Juist die laatste notie is relevant rondom de rechtzaak tegen Wilders. Nog los van de vraag of de man inderdaad schuldig is –dat mag de rechter bepalen– is het juist in dit geval uiterst relevant zijn politieke (en dus zeer openbare) uitspraken aan ons rechtssysteem te toetsen en te zien of deze niet botsen met andere belangrijke democratische waarden.
Walton betoogt dat de spanning tussen een ongebreidelde laster in de pers en de Franse erecode een belangrijke oorzaak vormen voor de massale slachtingen tijdens de Franse terreur in 1793 en 1794.

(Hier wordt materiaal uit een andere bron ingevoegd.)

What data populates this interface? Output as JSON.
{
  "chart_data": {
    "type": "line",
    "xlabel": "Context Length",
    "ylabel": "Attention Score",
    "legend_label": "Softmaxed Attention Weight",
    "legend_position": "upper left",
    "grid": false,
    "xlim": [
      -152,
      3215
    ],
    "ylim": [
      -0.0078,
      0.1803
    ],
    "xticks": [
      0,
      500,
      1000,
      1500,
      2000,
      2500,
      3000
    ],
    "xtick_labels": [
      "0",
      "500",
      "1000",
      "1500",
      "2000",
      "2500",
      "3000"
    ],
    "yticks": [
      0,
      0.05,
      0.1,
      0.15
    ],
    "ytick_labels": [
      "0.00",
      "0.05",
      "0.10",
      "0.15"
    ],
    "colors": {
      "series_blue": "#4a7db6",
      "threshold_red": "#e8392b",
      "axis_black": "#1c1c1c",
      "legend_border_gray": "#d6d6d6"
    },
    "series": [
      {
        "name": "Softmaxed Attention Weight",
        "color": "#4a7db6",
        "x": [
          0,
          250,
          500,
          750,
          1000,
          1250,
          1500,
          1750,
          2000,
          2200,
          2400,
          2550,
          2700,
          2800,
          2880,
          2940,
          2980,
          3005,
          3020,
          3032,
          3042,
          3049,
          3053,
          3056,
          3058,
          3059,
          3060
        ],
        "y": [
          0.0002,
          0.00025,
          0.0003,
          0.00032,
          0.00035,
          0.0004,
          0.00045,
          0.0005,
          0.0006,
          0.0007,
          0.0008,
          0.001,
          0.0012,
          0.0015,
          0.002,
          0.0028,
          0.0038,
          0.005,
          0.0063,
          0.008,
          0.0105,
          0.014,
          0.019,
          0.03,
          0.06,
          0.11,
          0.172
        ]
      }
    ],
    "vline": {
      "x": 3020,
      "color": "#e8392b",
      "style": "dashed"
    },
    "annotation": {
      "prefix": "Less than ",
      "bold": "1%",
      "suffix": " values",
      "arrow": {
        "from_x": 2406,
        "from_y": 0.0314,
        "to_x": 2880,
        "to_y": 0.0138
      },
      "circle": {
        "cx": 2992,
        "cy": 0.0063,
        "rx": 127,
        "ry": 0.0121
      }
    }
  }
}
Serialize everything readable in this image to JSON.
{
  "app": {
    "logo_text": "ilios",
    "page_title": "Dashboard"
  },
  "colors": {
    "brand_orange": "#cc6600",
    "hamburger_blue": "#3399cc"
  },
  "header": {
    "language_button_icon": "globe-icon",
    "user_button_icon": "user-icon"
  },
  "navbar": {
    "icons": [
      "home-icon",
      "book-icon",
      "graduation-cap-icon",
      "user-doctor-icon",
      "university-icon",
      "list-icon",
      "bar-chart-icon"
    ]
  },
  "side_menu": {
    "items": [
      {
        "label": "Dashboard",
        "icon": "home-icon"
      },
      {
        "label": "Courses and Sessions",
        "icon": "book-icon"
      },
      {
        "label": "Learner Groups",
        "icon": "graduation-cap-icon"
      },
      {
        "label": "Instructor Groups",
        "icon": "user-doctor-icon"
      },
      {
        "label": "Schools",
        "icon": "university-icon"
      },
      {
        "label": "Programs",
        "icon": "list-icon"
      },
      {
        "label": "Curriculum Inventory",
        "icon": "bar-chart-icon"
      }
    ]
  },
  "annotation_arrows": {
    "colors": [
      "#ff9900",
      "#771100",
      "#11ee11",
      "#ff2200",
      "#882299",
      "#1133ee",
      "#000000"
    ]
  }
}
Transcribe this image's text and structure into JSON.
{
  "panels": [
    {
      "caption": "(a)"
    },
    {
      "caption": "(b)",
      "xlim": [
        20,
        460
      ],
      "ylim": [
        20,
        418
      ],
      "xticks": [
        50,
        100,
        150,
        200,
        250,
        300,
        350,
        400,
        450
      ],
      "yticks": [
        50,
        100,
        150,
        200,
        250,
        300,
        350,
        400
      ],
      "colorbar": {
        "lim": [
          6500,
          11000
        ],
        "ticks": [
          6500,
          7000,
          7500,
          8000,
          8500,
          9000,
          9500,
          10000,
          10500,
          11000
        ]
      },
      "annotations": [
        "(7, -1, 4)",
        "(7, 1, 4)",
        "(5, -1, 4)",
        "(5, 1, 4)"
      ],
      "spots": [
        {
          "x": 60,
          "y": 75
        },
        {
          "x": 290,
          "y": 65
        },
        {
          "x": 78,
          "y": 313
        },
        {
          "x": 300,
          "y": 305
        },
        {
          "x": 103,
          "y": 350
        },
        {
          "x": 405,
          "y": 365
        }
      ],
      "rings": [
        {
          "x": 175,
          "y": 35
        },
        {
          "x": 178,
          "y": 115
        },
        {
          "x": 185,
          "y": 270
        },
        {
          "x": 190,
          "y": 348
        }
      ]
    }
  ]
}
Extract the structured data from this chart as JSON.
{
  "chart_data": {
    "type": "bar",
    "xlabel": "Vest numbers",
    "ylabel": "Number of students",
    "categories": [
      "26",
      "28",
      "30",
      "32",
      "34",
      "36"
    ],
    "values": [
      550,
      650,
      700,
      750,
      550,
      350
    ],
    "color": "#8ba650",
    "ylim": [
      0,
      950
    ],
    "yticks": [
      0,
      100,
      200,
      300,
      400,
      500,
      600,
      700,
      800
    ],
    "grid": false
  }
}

Deze spanning was een direct gevolg van een te zwakke juridische verankering van de vrijheid van meningsuiting, waardoor de spanning tussen krenkers en gekrenkten niet in goede banen kon worden geleid. Een dergelijke situatie moet te allen tijde worden voorkomen. De zaak rond Wilders kan verhelderende jurisprudentie opleveren, waardoor de grenzen weer even duidelijk zijn.